1 ... Sapphire substrate 2 ... Buffer layer 3 ... High carrier concentration n ⁺ layer 4 ... Low carrier concentration n layer 5 ... Low impurity concentration i _L layer 6 ... High impurity concentration i _H layer 6a ... Pit (hole) part 7, 8 ... Electrode 9 ... Insulating film 10 ... Light emitting diode (gallium nitride compound semiconductor light emitting element)

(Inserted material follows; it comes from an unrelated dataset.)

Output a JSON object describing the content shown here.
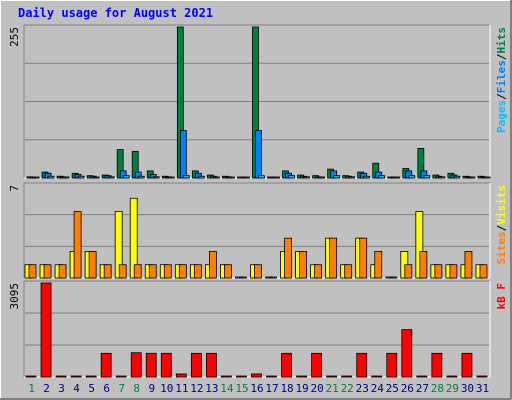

 ─────────────────────────────────────────────────── ─── Continuation of the front page (72) Masafumi Hashimoto, Inventor, Masafumi Hashimoto, No. 41 Yokomichi, Nagakute-cho, Aichi-gun, Aichi-gun, Toyota Central Research Institute Co., Ltd.

Claims (2)

[Claims] 1. An n-type gallium nitride-based compound semiconductor (I
n _X Al _Y Ga _1-XY N; including X = 0 and Y = 0)
Layer and an i layer made of an i-type gallium nitride-based compound semiconductor (In _X Al _Y Ga _1-XY N; including X = 0 and Y = 0) doped with a p-type impurity In the light emitting device, a gallium nitride-based compound semiconductor light emitting device having an insulating film selectively in at least pits (holes) on the crystal surface of the i layer. 2. An n-type gallium nitride-based compound semiconductor (I
n _X Al _Y Ga _1-XY N; including X = 0 and Y = 0)
Layer and an i layer made of an i-type gallium nitride-based compound semiconductor (In _X Al _Y Ga _1-XY N; including X = 0 and Y = 0) doped with a p-type impurity In the method for manufacturing a light emitting device, an insulating film is selectively formed only on at least pits (holes) formed on a crystal surface of the i layer before forming electrodes on the n layer and the i layer. Method for manufacturing gallium compound semiconductor light emitting device.